Detained former DR Congo health minister Oly Ilunga has been accused of embezzling $4.3 million of public funds raised to tackle the Ebola epidemic, his defence counsel said Sunday while insisting on his innocence.

“Police accuse him of having siphoned off a total of $4.3 million made available by the treasury to fight Ebola,” lawyers Guy Kabeya and Willy Ngashi said in a statement.

Ilunga, who resigned as health minister in July after being removed as head of the country’s Ebola response team, was arrested Saturday in Kinshasa.

Police have alleged he was planning to flee the country and escape justice, something his lawyers denied.

Kabeya and Ngashi said that “more than $1.9 million of the sum was paid out in a month following Dr. Ilunga’s resignation — as such he can in no way be held accountable”.

“As for the remaining $2.4 million… the accounts show that this sum was disbursed exclusively for the purpose of fighting the Ebola virus,” they added in their statement.

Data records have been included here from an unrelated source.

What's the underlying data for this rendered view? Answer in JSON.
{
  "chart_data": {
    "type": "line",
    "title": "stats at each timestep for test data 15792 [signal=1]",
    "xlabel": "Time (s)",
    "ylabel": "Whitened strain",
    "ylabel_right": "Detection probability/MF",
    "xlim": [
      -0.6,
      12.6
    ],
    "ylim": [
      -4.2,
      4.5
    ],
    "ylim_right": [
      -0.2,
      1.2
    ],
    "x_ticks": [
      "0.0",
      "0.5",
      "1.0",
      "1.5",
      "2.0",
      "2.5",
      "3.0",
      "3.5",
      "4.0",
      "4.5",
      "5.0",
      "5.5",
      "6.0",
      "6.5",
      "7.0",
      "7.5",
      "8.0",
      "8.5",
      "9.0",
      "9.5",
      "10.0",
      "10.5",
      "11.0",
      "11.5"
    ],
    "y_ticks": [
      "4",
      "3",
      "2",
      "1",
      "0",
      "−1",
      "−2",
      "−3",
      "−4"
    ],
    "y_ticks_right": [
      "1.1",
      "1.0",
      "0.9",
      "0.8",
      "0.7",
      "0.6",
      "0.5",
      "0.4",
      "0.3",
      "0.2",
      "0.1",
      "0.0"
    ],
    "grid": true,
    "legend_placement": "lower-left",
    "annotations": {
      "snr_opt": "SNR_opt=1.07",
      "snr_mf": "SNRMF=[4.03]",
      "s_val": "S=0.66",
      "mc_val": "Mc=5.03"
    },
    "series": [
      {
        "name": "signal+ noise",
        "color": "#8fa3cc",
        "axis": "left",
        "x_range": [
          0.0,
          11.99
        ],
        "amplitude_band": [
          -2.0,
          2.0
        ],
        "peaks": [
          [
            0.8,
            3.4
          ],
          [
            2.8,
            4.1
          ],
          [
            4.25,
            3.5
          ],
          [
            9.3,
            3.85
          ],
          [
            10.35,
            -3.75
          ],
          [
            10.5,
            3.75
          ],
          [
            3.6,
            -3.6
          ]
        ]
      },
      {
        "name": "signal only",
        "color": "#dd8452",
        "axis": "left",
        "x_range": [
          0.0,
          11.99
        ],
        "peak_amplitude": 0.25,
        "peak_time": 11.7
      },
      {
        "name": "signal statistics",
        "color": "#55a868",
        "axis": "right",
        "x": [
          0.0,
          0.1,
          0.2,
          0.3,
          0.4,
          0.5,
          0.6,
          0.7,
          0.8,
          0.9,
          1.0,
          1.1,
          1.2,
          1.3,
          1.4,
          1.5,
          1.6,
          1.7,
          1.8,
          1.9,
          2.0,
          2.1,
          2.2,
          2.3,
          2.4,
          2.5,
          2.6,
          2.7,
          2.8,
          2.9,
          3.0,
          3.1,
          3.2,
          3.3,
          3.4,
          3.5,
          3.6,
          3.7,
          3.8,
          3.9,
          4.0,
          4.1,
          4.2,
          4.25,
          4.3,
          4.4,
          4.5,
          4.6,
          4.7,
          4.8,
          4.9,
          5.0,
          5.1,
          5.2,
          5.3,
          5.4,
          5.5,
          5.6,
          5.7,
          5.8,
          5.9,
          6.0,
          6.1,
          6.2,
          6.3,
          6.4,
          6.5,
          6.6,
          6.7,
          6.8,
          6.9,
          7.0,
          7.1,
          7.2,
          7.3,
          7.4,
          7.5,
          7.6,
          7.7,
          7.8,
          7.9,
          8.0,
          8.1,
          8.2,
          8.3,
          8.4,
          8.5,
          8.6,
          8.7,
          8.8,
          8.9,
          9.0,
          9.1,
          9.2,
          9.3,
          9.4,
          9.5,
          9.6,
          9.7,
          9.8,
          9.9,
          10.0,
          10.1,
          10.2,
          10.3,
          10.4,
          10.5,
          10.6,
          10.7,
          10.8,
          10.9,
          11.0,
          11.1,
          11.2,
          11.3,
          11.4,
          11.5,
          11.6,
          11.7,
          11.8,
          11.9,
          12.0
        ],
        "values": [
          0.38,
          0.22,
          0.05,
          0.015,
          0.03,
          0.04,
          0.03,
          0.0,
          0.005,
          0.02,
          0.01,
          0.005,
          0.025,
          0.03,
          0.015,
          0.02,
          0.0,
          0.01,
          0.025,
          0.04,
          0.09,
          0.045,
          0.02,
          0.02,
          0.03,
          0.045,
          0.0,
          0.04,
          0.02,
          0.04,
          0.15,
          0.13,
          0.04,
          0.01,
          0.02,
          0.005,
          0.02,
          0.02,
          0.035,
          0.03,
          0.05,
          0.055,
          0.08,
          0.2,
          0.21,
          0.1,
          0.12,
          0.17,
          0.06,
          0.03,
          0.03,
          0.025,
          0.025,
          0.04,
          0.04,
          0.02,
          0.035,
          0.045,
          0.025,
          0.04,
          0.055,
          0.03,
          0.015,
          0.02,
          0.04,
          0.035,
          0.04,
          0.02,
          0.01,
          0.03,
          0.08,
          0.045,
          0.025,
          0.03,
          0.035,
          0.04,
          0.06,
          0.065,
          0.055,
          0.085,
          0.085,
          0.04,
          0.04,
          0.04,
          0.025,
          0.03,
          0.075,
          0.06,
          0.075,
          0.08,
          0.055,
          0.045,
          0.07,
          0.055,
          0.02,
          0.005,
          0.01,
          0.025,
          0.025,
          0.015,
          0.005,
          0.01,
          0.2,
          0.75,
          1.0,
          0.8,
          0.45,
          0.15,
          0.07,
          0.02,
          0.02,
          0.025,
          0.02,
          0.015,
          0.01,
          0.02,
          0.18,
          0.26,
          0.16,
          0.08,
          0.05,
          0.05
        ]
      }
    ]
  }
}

Ilunga is due to be referred to a state prosecutor Monday, according to police.

Police spokesman Colonel Pierrot-Rombaut Mwanamputu told AFP on Saturday that he is accused of “misdemeanours of the mismanagement of funds allocated to the Ebola response.”

He was questioned in August as part of an inquiry into the management of funds to fight the outbreak, which has claimed more than 2,000 lives since August 2018.

The 59-year-old, who had already been banned from leaving the country, stepped down from his role after criticising plans by the UN’s World Health Organization (WHO) to introduce a new, unlicensed vaccine to fight the epidemic.

President Felix Tshisekedi had also stripped him of overall responsibility for tackling the outbreak and handed control to Jean-Jacques Muyembe, director of the DRC’s National Institute for Biomedical Research.

The outbreak is the second-worst in history after more than 11,000 people were killed in Guinea, Sierra Leone and Liberia between 2014 and 2016.